POLİTİKA - 02 Aralık 2025 Salı 19:02

Cumhurbaşkanı Yardımcısı Yılmaz: "Ülkemiz doğurganlık hızı en fazla azalan 5’inci ülke konumundadır"

A
A
A
Cumhurbaşkanı Yardımcısı Yılmaz: "Ülkemiz doğurganlık hızı en fazla azalan 5’inci ülke konumundadır"

Cumhurbaşkanı Yardımcısı Cevdet Yılmaz, "Ülkelerin son 7 yıldaki doğurganlık hızı değişimleri incelendiğinde; Çin, Güney Kore, Arjantin ve Kuveyt’ten sonra ülkemiz doğurganlık hızı en fazla azalan 5’inci ülke konumundadır" dedi.

’Aile ve Nüfus On Yılına Doğru Uluslararası Sempozyumu’ kapanış programı Ankara’da bir otelde düzenlendi.
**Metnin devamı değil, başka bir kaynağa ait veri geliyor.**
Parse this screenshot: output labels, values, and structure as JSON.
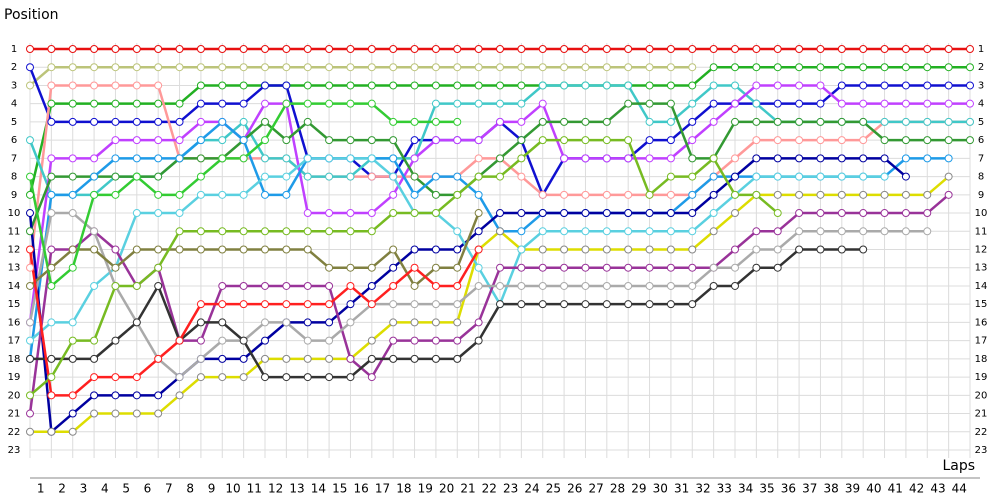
{
  "chart_data": {
    "type": "line",
    "title": "Position",
    "x_label": "Laps",
    "x": [
      0,
      1,
      2,
      3,
      4,
      5,
      6,
      7,
      8,
      9,
      10,
      11,
      12,
      13,
      14,
      15,
      16,
      17,
      18,
      19,
      20,
      21,
      22,
      23,
      24,
      25,
      26,
      27,
      28,
      29,
      30,
      31,
      32,
      33,
      34,
      35,
      36,
      37,
      38,
      39,
      40,
      41,
      42,
      43,
      44
    ],
    "xlim": [
      0,
      44
    ],
    "xticks": [
      1,
      2,
      3,
      4,
      5,
      6,
      7,
      8,
      9,
      10,
      11,
      12,
      13,
      14,
      15,
      16,
      17,
      18,
      19,
      20,
      21,
      22,
      23,
      24,
      25,
      26,
      27,
      28,
      29,
      30,
      31,
      32,
      33,
      34,
      35,
      36,
      37,
      38,
      39,
      40,
      41,
      42,
      43,
      44
    ],
    "ylim": [
      1,
      23
    ],
    "y_inverted": true,
    "yticks": [
      1,
      2,
      3,
      4,
      5,
      6,
      7,
      8,
      9,
      10,
      11,
      12,
      13,
      14,
      15,
      16,
      17,
      18,
      19,
      20,
      21,
      22,
      23
    ],
    "grid": true,
    "series": [
      {
        "color": "#e81010",
        "values": [
          1,
          1,
          1,
          1,
          1,
          1,
          1,
          1,
          1,
          1,
          1,
          1,
          1,
          1,
          1,
          1,
          1,
          1,
          1,
          1,
          1,
          1,
          1,
          1,
          1,
          1,
          1,
          1,
          1,
          1,
          1,
          1,
          1,
          1,
          1,
          1,
          1,
          1,
          1,
          1,
          1,
          1,
          1,
          1,
          1
        ]
      },
      {
        "color": "#bcc47a",
        "values": [
          3,
          2,
          2,
          2,
          2,
          2,
          2,
          2,
          2,
          2,
          2,
          2,
          2,
          2,
          2,
          2,
          2,
          2,
          2,
          2,
          2,
          2,
          2,
          2,
          2,
          2,
          2,
          2,
          2,
          2,
          2,
          2,
          null,
          null,
          null,
          null,
          null,
          null,
          null,
          null,
          null,
          null,
          null,
          null,
          null
        ]
      },
      {
        "color": "#22b022",
        "values": [
          9,
          4,
          4,
          4,
          4,
          4,
          4,
          4,
          3,
          3,
          3,
          3,
          3,
          3,
          3,
          3,
          3,
          3,
          3,
          3,
          3,
          3,
          3,
          3,
          3,
          3,
          3,
          3,
          3,
          3,
          3,
          3,
          2,
          2,
          2,
          2,
          2,
          2,
          2,
          2,
          2,
          2,
          2,
          2,
          2
        ]
      },
      {
        "color": "#1010d0",
        "values": [
          2,
          5,
          5,
          5,
          5,
          5,
          5,
          5,
          4,
          4,
          4,
          3,
          3,
          7,
          7,
          7,
          8,
          8,
          6,
          6,
          6,
          6,
          5,
          6,
          9,
          7,
          7,
          7,
          7,
          6,
          6,
          5,
          4,
          4,
          4,
          4,
          4,
          4,
          3,
          3,
          3,
          3,
          3,
          3,
          3
        ]
      },
      {
        "color": "#ff9999",
        "values": [
          13,
          3,
          3,
          3,
          3,
          3,
          3,
          7,
          7,
          7,
          7,
          7,
          7,
          8,
          8,
          8,
          8,
          8,
          8,
          8,
          8,
          7,
          7,
          8,
          9,
          9,
          9,
          9,
          9,
          9,
          9,
          9,
          8,
          7,
          6,
          6,
          6,
          6,
          6,
          6,
          5,
          5,
          5,
          5,
          5
        ]
      },
      {
        "color": "#40c8c8",
        "values": [
          6,
          9,
          9,
          9,
          8,
          8,
          8,
          7,
          6,
          6,
          5,
          7,
          7,
          8,
          8,
          8,
          7,
          7,
          7,
          4,
          4,
          4,
          4,
          4,
          3,
          3,
          3,
          3,
          3,
          5,
          5,
          4,
          3,
          3,
          4,
          5,
          5,
          5,
          5,
          5,
          5,
          5,
          5,
          5,
          5
        ]
      },
      {
        "color": "#c040ff",
        "values": [
          16,
          7,
          7,
          7,
          6,
          6,
          6,
          6,
          5,
          5,
          6,
          4,
          4,
          10,
          10,
          10,
          10,
          9,
          7,
          6,
          6,
          6,
          5,
          5,
          4,
          7,
          7,
          7,
          7,
          7,
          7,
          6,
          5,
          4,
          3,
          3,
          3,
          3,
          4,
          4,
          4,
          4,
          4,
          4,
          4
        ]
      },
      {
        "color": "#339933",
        "values": [
          11,
          8,
          8,
          8,
          8,
          8,
          8,
          7,
          7,
          7,
          6,
          5,
          6,
          5,
          6,
          6,
          6,
          6,
          8,
          9,
          9,
          8,
          7,
          6,
          5,
          5,
          5,
          5,
          4,
          4,
          4,
          7,
          7,
          5,
          5,
          5,
          5,
          5,
          5,
          5,
          6,
          6,
          6,
          6,
          6
        ]
      },
      {
        "color": "#1e9be8",
        "values": [
          18,
          9,
          9,
          8,
          7,
          7,
          7,
          7,
          6,
          5,
          6,
          9,
          9,
          7,
          7,
          7,
          7,
          7,
          9,
          8,
          8,
          9,
          11,
          11,
          10,
          10,
          10,
          10,
          10,
          10,
          10,
          9,
          8,
          8,
          8,
          8,
          8,
          8,
          8,
          8,
          8,
          7,
          7,
          7,
          null
        ]
      },
      {
        "color": "#0000a0",
        "values": [
          10,
          22,
          21,
          20,
          20,
          20,
          20,
          19,
          18,
          18,
          18,
          17,
          16,
          16,
          16,
          15,
          14,
          13,
          12,
          12,
          12,
          11,
          10,
          10,
          10,
          10,
          10,
          10,
          10,
          10,
          10,
          10,
          9,
          8,
          7,
          7,
          7,
          7,
          7,
          7,
          7,
          8,
          null,
          null,
          null
        ]
      },
      {
        "color": "#dddd00",
        "values": [
          22,
          22,
          22,
          21,
          21,
          21,
          21,
          20,
          19,
          19,
          19,
          18,
          18,
          18,
          18,
          18,
          17,
          16,
          16,
          16,
          16,
          12,
          11,
          12,
          12,
          12,
          12,
          12,
          12,
          12,
          12,
          12,
          11,
          10,
          9,
          9,
          9,
          9,
          9,
          9,
          9,
          9,
          9,
          8,
          null
        ]
      },
      {
        "color": "#5ad0e0",
        "values": [
          17,
          16,
          16,
          14,
          13,
          10,
          10,
          10,
          9,
          9,
          9,
          8,
          8,
          7,
          7,
          7,
          7,
          8,
          10,
          10,
          11,
          13,
          15,
          12,
          11,
          11,
          11,
          11,
          11,
          11,
          11,
          11,
          10,
          9,
          8,
          8,
          8,
          8,
          8,
          8,
          8,
          null,
          null,
          null,
          null
        ]
      },
      {
        "color": "#993399",
        "values": [
          21,
          12,
          12,
          11,
          12,
          14,
          13,
          17,
          17,
          14,
          14,
          14,
          14,
          14,
          14,
          18,
          19,
          17,
          17,
          17,
          17,
          16,
          13,
          13,
          13,
          13,
          13,
          13,
          13,
          13,
          13,
          13,
          13,
          12,
          11,
          11,
          10,
          10,
          10,
          10,
          10,
          10,
          10,
          9,
          null
        ]
      },
      {
        "color": "#aaaaaa",
        "values": [
          16,
          10,
          10,
          11,
          14,
          16,
          18,
          19,
          18,
          17,
          17,
          16,
          16,
          17,
          17,
          16,
          15,
          15,
          15,
          15,
          15,
          14,
          14,
          14,
          14,
          14,
          14,
          14,
          14,
          14,
          14,
          14,
          13,
          13,
          12,
          12,
          11,
          11,
          11,
          11,
          11,
          11,
          11,
          null,
          null
        ]
      },
      {
        "color": "#333333",
        "values": [
          18,
          18,
          18,
          18,
          17,
          16,
          14,
          17,
          16,
          16,
          17,
          19,
          19,
          19,
          19,
          19,
          18,
          18,
          18,
          18,
          18,
          17,
          15,
          15,
          15,
          15,
          15,
          15,
          15,
          15,
          15,
          15,
          14,
          14,
          13,
          13,
          12,
          12,
          12,
          12,
          null,
          null,
          null,
          null,
          null
        ]
      },
      {
        "color": "#808040",
        "values": [
          14,
          13,
          12,
          12,
          13,
          12,
          12,
          12,
          12,
          12,
          12,
          12,
          12,
          12,
          13,
          13,
          13,
          12,
          14,
          13,
          13,
          10,
          null,
          null,
          null,
          null,
          null,
          null,
          null,
          null,
          null,
          null,
          null,
          null,
          null,
          null,
          null,
          null,
          null,
          null,
          null,
          null,
          null,
          null,
          null
        ]
      },
      {
        "color": "#33cc33",
        "values": [
          8,
          14,
          13,
          9,
          9,
          8,
          9,
          9,
          8,
          7,
          7,
          6,
          4,
          4,
          4,
          4,
          4,
          5,
          5,
          5,
          5,
          null,
          null,
          null,
          null,
          null,
          null,
          null,
          null,
          null,
          null,
          null,
          null,
          null,
          null,
          null,
          null,
          null,
          null,
          null,
          null,
          null,
          null,
          null,
          null
        ]
      },
      {
        "color": "#77bb22",
        "values": [
          20,
          19,
          17,
          17,
          14,
          14,
          13,
          11,
          11,
          11,
          11,
          11,
          11,
          11,
          11,
          11,
          11,
          10,
          10,
          10,
          9,
          8,
          8,
          7,
          6,
          6,
          6,
          6,
          6,
          9,
          8,
          8,
          7,
          9,
          9,
          10,
          null,
          null,
          null,
          null,
          null,
          null,
          null,
          null,
          null
        ]
      },
      {
        "color": "#ff2020",
        "values": [
          12,
          20,
          20,
          19,
          19,
          19,
          18,
          17,
          15,
          15,
          15,
          15,
          15,
          15,
          15,
          14,
          15,
          14,
          13,
          14,
          14,
          12,
          null,
          null,
          null,
          null,
          null,
          null,
          null,
          null,
          null,
          null,
          null,
          null,
          null,
          null,
          null,
          null,
          null,
          null,
          null,
          null,
          null,
          null,
          null
        ]
      }
    ]
  }
}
Programa, Cumhurbaşkanı Yardımcısı Yılmaz, Aile ve Sosyal Hizmetler Bakanı Mahinur Özdemir Göktaş ve yabancı milletlerde olmak üzere çok sayıda davetli katıldı. Kapanış programı, sempozyum özelinde hazırlanan videonun seyredilmesinin ardından açılış konuşmaları ile devam etti.

"Ülkemiz doğurganlık hızı en fazla azalan 5’inci ülke konumundadır"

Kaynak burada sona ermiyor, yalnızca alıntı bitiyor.